Es difícil describir este performance, sin arruinar sus sorpresas. Yo me interné a ese obscuro bodegón en el CCU Tlatelolco sin saber lo que me esperaba y fue esa incertidumbre la que me hizo sentir con tanta fuerza las crueles implicaciones de la instalación. Por más que se le entreguen reconocimientos, la obra de Iñárritu y Lubezki sigue siendo algo profundamente desconcertante. Aquí hay actores que no son actores; es una ficción que parece documental, es un documental que se vive y una narración que se deja; es testimonio y creación; es verdad de computadora; es el recurso del trauma, del miedo, del sueño, de la inseguridad, de la cercanía, de la terrible distancia. Somos nosotros y los otros… en un espacio corto y perdurable.
¿Cómo hablar de una experiencia así? ¿Cómo contarla sin reducirla? ¿Cómo dejarla libre sin imponer las definiciones críticas del cine, del museo, de la instalación o la literatura testimonial? El camino a Estados Unidos está pavimentado por el sufrimiento de seres humanos. Y para todos ellos, el infierno de la migración no se compara con lo que tenían que enfrentar antes.
La intrigante obra nos muestra a través de su violencia, que todas las historias de migración hacia el norte tienen un horror único. Por eso esta instalación no toma atajos, nos hace reflexionar como nación, sobre el papel que jugamos, indiferentes a los vetos migratorios y criminalización de aquellos que buscaron otro sueño.
Las vejaciones a los migrantes no han hecho que disminuya el flujo de estos seres humanos, no se trata de territorios o posibilidades sino simplemente de política. Lo que observas en “Carne y Arena” son las coincidencias de todas estas historias, los puntos en donde se tocan: cruzar la frontera es, para todos, caminar, sufrir, ver morir, humillarse, pasar frío, pasar sed, pasar hambre, resistir y pensar en nunca repetir este limbo entre cielo e infierno.
Iñárritu no logra ponerte en los zapatos de los migrantes, sino más bien te hace enfrentarte con tu lejanía con ellos, porque aquí no vives la realidad de cruzar esa terrible frontera, más bien estás muy consciente del carácter fetichista, irreal, lejano de la experiencia. Es, justamente esta realización de distancia la que causa un impacto simbólico tan certero: eres como un fantasma viendo el sufrimiento de los otros sin que te toque, sin que te salpique, sin que te moleste físicamente.
Pero, ¿qué tan cerca puedes estar de la más horrenda realidad, por simulada que sea, sin incomodarte por tu pasividad? ¿Cómo puedes hacerlo sin sentirte como un espectador pasivo que ve, entre los hoyos de una muralla, el patio de los prisioneros, para disfrutar mejor tu libertad?
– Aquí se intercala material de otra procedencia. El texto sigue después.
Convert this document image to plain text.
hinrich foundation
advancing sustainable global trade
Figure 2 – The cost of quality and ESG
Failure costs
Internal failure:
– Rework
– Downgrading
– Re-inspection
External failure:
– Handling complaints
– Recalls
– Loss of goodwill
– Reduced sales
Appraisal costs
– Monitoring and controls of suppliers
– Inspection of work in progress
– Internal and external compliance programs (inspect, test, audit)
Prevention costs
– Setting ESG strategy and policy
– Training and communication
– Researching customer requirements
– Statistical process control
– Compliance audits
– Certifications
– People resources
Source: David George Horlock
Observar este dolor en un museo causa un enorme golpe de realidad porque señala la distancia privilegiada de quien puede ver esta instalación y de quien contó su historia para que fuera posible.
Esta experiencia nos obliga a vernos como mexicanos y como seres humanos, como cómplices de los horrores de este mundo. Al mismo tiempo, esta obra no culpa, no señala con el dedo, no denuncia. Aquí, como con un espejo, la superficie reflejante no juzga, sino que propone los elementos de un juicio.
Al salir de la instalación no pensaba en la vida de los otros, pensaba en la mía. Pensaba en que no soportaría esos horrores, en que no entiendo estas tragedias; en que no puedo concebir en mi inmensa y ególatra pequeñez, el dolor extendido, tan general, tan enorme, de otros seres humanos en desgracia.
Frente a mí había un espejo invisible que me dijo de pronto lo que pensé que era evidente: el mundo siempre es más horrendo de lo que imaginamos.
Dr. Álvaro de Lachica y Bonilla
Comisión Ciudadana de Derechos Humanos del Noroeste, A.C.